More than 180 children under 5 years of age will be enrolled in the Niagara Falls City School District’s new Head Start and Early Head Start programs as a result of a $10.5 million contract from the federal government to run these programs for the next five years. Niagara University will be a key partner in this initiative by providing training and technical assistance to program participants, and opportunities for fieldwork and internships will be enhanced for students in the university’s College of Education.

The new Head Start/Early Head Start program will offer early education, health screenings, social and emotional health, nutrition, social services, and services for children with disabilities. It also will provide support and resources for the children’s caregivers, including workforce training and parenting classes, many of which will be offered through Niagara University’s Levesque Institute. Niagara’s College of Education will also provide embedded coaching by holding classes for early childhood courses and field placement experiences at the three Head Start/Early Head Start locations.

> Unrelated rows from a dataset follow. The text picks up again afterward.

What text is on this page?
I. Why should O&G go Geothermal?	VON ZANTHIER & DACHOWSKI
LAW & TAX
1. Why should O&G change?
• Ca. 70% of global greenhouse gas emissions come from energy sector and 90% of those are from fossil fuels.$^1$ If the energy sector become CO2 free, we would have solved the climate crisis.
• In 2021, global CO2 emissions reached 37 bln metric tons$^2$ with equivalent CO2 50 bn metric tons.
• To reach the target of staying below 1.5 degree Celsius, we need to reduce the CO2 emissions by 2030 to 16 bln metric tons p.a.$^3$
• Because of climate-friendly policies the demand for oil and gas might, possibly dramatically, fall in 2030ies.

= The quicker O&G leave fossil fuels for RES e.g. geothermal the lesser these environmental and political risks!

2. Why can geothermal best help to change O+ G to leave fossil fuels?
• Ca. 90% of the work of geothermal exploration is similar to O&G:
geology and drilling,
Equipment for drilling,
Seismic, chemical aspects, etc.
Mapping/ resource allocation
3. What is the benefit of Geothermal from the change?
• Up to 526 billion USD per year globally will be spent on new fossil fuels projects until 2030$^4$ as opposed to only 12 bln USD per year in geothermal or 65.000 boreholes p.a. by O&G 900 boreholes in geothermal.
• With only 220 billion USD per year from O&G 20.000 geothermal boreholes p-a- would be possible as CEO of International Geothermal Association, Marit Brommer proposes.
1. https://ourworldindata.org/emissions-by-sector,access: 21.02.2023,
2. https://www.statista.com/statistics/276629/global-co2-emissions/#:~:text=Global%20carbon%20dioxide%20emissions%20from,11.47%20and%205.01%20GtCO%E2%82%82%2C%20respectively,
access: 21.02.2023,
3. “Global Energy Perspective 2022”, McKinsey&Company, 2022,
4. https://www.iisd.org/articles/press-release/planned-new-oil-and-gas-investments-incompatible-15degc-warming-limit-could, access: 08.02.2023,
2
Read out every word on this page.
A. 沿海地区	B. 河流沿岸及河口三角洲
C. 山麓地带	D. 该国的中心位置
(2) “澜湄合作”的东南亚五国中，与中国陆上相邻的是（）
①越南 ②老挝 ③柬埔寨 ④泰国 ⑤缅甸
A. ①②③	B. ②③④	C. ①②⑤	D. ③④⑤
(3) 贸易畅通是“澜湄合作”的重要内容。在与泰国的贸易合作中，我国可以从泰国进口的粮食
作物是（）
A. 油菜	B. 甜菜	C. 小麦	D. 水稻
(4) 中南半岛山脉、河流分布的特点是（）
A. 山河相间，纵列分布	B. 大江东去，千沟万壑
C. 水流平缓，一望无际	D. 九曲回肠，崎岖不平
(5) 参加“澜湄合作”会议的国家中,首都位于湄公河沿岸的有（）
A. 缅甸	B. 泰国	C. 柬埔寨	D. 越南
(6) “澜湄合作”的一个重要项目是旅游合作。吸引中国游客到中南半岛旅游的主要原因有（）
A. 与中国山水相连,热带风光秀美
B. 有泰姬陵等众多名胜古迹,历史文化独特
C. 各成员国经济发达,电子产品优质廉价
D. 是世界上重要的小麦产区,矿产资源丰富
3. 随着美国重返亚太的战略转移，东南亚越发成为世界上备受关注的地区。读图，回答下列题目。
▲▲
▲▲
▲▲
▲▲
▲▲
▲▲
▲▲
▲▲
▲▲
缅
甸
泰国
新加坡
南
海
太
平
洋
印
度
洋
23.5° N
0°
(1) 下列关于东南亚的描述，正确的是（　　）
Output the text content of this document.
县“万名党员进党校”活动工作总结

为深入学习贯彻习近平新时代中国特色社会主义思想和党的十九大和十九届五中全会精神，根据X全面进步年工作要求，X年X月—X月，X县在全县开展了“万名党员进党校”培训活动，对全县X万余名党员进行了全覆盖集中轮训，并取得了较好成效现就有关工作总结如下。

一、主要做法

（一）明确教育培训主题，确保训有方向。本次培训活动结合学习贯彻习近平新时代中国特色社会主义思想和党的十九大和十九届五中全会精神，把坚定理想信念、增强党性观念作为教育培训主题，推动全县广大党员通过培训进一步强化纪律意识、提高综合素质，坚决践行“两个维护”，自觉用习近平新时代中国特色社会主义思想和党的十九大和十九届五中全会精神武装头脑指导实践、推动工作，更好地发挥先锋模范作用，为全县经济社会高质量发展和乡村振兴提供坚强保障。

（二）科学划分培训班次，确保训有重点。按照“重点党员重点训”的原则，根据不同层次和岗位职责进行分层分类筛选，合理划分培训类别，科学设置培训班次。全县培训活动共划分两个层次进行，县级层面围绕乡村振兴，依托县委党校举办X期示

In addition, there will be opportunities for graduate students enrolled in the College of Education’s clinical mental health counseling program to obtain paid internships.

Head Start and Early Head Start programs are based on a national model that provides a comprehensive education for children ages zero to five. Focusing on early development, health, and family well-being, the program engages children and families in the early learning process to promote school readiness.

“Every child should enter kindergarten ready to learn and succeed in school, and this program will help them to do so,” said Dr. Chandra Foote, dean of Niagara’s College of Education. “We are happy to partner with the Niagara Falls School District on this critical initiative that will serve both our young children and the people who care for them. This work complements other College of Education initiatives, including Help Me Grow and the Niagara County Early Child Care Quality Improvement Project.”